Transparencia pública, seguimiento de procesos y fortalecimiento institucional

Uno de los aportes más relevantes de este modelo es que los faltantes dejan de depender del rumor. Antes, una persona podía afirmar que no encontró una medicina, sin que existiera una referencia pública común para verificarlo. Con datos abiertos y actualizados, la ciudadanía, los medios y la administración observan la misma realidad.

Esto también convierte la información en una herramienta de mejora institucional. Cada señalamiento ciudadano, cada consulta o cada observación puede funcionar como una alerta para fortalecer el abastecimiento. La crítica deja de ser únicamente percepción y se convierte en un insumo para la gestión.

Para la CSS y su director Dino Mon Vásquez, el desafío consistirá en mantener un flujo comunicacional continuo, preciso y comprobable. No bastará con evidenciar apertura; será indispensable detallar la situación de los insumos faltantes, el progreso en su reposición y las medidas ejecutadas para cerrar las brechas existentes.

Mi Receta Digital y la transformación cultural en el ámbito de la salud

El caso de Mi Receta Digital plantea un desafío distinto. Allí el centro de la discusión no será el abastecimiento, sino la posible adaptación de actores del sistema de salud frente al registro, la trazabilidad o los procesos digitales.

La narrativa adecuada no debe enfocarse en el control, sino en la protección del paciente.
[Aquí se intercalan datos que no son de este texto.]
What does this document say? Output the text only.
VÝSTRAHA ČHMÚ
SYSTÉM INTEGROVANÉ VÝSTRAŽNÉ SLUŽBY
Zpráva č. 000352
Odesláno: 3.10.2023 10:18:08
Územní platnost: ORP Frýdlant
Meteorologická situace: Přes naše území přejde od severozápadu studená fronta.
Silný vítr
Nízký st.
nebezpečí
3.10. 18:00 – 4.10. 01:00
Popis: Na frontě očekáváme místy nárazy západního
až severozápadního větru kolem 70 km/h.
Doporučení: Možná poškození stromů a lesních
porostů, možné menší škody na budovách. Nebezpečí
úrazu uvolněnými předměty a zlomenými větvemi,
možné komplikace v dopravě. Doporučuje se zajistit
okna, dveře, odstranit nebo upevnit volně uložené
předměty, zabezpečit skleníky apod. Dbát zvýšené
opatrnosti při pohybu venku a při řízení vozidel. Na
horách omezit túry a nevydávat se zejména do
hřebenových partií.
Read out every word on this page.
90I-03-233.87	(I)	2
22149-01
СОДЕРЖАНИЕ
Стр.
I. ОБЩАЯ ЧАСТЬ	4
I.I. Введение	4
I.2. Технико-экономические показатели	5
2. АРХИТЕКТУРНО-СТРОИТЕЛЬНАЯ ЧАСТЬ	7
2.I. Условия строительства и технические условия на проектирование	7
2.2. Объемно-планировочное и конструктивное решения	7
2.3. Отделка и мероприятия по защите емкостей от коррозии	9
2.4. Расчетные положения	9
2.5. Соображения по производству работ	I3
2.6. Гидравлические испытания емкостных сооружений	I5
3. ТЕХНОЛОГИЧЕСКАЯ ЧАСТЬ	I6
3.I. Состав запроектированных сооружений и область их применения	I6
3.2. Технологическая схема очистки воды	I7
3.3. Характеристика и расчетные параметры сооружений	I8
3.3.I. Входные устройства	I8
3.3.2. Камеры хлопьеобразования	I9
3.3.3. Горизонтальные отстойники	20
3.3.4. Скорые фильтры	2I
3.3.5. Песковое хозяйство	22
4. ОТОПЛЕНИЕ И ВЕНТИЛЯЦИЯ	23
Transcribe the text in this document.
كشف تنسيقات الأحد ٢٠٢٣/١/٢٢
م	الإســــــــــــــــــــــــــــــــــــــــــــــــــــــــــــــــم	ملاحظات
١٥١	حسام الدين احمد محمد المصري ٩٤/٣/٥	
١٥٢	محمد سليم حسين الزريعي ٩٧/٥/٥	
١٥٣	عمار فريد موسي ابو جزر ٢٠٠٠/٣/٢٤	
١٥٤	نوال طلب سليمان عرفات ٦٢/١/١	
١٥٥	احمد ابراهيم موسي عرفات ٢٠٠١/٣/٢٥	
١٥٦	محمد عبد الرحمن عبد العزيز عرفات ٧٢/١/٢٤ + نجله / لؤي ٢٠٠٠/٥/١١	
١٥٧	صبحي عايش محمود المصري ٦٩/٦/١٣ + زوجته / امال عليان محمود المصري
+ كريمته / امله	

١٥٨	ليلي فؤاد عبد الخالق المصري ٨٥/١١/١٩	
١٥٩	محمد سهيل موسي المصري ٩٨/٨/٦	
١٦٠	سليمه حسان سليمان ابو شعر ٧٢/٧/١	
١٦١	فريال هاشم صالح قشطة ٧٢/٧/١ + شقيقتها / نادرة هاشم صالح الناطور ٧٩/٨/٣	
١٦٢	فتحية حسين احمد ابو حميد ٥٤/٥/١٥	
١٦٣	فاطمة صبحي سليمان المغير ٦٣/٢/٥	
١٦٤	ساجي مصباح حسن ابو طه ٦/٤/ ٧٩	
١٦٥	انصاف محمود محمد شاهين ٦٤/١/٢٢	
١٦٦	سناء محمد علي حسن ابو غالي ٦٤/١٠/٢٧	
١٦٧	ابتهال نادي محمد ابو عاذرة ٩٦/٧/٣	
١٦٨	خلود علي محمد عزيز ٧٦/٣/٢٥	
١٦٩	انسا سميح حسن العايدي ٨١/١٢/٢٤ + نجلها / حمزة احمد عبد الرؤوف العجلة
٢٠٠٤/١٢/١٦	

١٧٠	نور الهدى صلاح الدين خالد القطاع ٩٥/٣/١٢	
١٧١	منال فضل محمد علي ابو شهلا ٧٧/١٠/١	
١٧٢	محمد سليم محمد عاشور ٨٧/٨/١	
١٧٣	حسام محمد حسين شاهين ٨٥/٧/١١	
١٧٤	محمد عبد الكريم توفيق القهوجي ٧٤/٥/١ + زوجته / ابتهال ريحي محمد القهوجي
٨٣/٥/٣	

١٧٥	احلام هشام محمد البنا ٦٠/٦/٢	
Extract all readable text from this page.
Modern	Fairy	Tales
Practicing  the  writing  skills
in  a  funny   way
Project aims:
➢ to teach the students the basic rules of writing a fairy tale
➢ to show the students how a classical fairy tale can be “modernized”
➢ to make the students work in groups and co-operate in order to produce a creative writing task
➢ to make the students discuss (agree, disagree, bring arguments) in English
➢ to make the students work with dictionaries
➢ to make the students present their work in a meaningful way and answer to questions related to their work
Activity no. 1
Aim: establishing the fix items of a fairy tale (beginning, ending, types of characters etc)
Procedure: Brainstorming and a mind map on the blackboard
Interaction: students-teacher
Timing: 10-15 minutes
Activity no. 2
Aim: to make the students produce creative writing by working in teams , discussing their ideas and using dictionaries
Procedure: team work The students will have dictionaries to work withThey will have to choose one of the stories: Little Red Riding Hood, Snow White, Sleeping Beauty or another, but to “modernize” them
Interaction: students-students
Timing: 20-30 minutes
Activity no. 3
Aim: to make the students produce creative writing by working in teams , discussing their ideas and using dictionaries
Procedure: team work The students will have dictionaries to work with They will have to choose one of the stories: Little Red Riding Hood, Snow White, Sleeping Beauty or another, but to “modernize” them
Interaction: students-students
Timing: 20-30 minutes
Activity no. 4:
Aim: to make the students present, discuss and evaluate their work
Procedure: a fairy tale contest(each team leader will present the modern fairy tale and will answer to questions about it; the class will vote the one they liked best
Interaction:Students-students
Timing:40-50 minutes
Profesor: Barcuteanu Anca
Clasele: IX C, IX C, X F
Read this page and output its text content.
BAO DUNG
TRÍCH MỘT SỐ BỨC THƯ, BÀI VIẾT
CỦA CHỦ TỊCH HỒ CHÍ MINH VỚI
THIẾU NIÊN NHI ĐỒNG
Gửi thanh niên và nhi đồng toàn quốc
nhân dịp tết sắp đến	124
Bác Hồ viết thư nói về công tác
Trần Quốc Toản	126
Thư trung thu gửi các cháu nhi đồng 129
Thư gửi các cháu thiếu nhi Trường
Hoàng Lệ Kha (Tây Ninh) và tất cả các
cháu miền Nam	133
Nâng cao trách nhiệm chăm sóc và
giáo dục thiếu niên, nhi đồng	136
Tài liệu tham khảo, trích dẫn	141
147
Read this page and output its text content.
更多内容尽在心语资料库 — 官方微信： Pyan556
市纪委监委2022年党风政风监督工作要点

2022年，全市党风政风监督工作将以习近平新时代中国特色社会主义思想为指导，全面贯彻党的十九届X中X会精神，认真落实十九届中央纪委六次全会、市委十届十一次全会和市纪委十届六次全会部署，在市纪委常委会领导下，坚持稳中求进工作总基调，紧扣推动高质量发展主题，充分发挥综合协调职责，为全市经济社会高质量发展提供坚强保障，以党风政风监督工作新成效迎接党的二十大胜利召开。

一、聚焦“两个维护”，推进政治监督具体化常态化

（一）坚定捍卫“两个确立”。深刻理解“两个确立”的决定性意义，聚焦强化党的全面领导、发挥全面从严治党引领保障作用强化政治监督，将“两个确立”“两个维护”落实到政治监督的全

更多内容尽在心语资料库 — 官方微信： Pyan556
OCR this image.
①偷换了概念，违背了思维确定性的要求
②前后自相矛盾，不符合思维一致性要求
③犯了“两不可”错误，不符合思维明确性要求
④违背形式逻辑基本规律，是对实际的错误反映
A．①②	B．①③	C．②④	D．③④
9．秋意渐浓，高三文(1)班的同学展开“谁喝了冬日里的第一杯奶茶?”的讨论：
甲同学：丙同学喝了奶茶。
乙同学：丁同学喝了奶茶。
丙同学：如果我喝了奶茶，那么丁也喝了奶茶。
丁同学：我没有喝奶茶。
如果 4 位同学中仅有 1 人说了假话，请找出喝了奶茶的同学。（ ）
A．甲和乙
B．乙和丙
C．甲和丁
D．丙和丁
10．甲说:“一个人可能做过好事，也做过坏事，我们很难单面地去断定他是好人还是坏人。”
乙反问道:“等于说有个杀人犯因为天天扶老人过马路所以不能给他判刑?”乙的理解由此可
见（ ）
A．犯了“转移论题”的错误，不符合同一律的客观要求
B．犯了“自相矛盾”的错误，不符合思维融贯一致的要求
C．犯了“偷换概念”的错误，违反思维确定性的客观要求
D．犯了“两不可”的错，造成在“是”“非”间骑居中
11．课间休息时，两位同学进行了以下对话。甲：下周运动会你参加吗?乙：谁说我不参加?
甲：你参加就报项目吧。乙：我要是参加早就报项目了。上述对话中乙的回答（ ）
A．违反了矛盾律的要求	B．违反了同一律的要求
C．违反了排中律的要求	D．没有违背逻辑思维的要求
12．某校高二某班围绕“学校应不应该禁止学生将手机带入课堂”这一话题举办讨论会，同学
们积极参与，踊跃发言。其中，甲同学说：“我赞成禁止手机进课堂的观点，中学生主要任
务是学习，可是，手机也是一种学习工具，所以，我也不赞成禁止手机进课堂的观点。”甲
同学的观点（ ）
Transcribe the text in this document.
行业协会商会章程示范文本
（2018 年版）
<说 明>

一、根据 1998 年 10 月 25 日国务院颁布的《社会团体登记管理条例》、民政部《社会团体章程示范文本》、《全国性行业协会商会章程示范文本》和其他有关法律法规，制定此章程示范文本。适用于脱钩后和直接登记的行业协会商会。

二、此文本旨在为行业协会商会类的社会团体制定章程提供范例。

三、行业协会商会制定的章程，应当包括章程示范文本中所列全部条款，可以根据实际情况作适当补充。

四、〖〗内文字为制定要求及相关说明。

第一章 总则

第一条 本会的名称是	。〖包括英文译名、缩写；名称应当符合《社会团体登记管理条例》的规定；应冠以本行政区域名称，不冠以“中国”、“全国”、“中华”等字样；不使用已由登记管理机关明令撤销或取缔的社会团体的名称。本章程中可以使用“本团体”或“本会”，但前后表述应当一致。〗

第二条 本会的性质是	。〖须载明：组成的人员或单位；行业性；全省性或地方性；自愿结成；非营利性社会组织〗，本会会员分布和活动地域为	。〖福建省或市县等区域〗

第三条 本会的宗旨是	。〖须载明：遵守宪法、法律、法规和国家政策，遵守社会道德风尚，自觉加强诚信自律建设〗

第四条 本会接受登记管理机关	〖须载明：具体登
Seguridad, trazabilidad, prevención de fraudes, reducción de errores, no duplicación de recetas y expediente único son los conceptos que deben guiar la comunicación pública.

Ambas plataformas no deberían presentarse solamente como innovación digital. Su valor más amplio está en representar un cambio cultural: dejar atrás la cultura del secreto y avanzar hacia una gestión basada en información pública, responsabilidad institucional y confianza verificable.

La relevancia de este proceso está en que la Caja del Seguro Social de Panamá, no solo incorpora herramientas digitales, sino que fortalece una dinámica de transparencia en salud. Al hacer pública información sensible, la institución deja de pedir confianza únicamente desde el discurso y empieza a construirla mediante datos, seguimiento y rendición de cuentas.